LIFESTYLE → ON SITE Issue 875 · August 25, 2021

All Year Long  

When the summer crowds dwindle, and the packed vans head back downstate, who stays behind?

All Year Long  
Photos: shlomysphotos

 

Orthodox shuls have existed in the Catskill region since the early 20th century, when these mountains in upstate New York were known as the Borscht Belt — the iconic vacation spot for city-dwelling Jews. Resorts such as Grossinger’s, Kutsher’s, and the Concord Hotel drew summer crowds and provided employment for the locals. The hotels slowly emptied as vacationers sought more exotic locales — the sale of Grossinger’s in the 1980s was the final blow — but the heimishe crowd continued to travel to the Catskills as a summer getaway. Bungalow colonies and frum camps sprung up, creating summer memories for generations.

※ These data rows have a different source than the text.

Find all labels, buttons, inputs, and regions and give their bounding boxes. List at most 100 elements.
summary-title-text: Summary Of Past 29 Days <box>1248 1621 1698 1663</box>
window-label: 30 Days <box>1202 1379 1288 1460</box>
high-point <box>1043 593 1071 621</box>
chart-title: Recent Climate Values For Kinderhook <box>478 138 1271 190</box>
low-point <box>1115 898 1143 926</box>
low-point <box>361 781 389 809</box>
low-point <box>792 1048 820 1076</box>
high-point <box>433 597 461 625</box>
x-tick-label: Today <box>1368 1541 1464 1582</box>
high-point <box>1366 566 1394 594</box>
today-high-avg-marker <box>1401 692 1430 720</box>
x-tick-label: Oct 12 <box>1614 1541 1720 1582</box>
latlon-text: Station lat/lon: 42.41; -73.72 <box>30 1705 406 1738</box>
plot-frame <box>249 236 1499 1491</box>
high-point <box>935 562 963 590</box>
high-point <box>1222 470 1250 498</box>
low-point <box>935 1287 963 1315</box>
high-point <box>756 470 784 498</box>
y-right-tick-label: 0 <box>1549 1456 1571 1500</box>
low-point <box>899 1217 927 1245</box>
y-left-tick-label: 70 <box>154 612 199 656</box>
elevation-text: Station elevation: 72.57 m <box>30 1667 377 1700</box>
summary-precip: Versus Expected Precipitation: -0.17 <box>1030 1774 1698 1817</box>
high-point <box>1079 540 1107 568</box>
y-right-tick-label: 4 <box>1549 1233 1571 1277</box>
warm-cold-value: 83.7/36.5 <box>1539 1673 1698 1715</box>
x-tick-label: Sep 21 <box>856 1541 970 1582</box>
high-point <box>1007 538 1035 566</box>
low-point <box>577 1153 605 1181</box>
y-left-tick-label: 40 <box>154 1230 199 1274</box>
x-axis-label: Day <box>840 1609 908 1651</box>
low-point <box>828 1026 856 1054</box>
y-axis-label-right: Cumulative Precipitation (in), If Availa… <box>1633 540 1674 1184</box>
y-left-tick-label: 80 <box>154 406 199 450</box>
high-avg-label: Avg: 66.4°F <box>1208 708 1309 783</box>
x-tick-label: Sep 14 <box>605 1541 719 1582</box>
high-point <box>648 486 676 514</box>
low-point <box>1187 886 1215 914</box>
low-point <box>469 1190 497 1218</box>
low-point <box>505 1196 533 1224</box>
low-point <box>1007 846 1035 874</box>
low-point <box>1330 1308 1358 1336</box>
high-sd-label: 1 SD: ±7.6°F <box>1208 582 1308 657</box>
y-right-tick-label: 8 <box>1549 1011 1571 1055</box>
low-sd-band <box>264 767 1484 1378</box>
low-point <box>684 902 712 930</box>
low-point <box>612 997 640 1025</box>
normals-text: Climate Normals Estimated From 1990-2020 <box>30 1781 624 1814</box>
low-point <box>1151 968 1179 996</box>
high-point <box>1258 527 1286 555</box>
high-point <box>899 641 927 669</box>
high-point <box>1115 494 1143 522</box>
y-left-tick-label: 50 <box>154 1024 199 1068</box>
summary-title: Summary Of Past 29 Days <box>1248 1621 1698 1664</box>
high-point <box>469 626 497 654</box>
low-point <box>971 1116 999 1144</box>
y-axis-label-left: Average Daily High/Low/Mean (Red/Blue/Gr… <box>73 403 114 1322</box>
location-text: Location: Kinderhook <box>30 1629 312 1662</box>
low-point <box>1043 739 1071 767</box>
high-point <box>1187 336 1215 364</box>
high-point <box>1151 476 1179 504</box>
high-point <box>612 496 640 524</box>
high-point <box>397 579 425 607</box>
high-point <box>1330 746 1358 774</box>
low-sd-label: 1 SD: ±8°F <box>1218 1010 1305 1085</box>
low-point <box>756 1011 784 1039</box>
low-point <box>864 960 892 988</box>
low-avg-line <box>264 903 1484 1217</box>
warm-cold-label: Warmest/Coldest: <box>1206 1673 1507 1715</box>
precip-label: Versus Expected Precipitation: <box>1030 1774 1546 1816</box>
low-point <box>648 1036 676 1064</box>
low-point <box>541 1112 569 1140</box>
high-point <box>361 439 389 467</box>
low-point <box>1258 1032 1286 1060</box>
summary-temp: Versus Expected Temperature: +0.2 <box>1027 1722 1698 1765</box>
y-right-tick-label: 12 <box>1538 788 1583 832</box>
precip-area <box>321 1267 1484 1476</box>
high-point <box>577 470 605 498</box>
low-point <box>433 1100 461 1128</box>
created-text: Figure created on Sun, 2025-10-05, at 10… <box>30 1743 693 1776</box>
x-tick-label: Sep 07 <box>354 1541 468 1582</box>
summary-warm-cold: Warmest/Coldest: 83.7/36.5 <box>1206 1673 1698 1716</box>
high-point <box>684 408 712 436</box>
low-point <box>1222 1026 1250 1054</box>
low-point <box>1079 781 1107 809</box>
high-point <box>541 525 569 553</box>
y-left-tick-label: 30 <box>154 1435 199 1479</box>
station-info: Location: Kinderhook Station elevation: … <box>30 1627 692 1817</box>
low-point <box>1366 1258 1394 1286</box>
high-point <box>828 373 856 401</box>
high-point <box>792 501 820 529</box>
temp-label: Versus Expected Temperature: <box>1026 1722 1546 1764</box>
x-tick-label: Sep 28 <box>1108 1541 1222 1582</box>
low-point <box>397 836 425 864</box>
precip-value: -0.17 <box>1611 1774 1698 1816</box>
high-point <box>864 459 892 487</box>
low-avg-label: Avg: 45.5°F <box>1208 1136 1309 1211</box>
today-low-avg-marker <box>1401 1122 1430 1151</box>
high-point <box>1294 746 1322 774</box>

But it’s not only a summertime region. Yeshivah Gedolah Zichron Moshe of South Fallsburg was founded back in 1969, and these days, the hundred or so families who reside in South Fallsburg year-round are affiliated with the yeshivah’s kollel or work in the schools. Nearby Kiamesha Lake has a year-round Vizhnitz community and a yeshivah at the site of the former Gibber’s Hotel (the Vizhnitzers call the entire community “Gibber’s”). And while towns like Monticello, Liberty, Woodbourne, Mountaindale, and Ellenville still have old-time small Jewish communities, more of the yeshivish/chassidic summer crowd is sticking around throughout the year.


While Rabbi Mandelowitz never expected to start a mosad, the Moticello cheder became a magnet for this town of many opportunities. The fancy filigree wood-trimmed doors (and a fireplace) are aesthetic reminders that the building had been a county lawyer’s office

Happy Noise Again

There’s a huge white hydrangea bush in full bloom flanking the entrance of the cheder in Monticello. This modest building that now serves 150 little boys used to be a county lawyer’s office.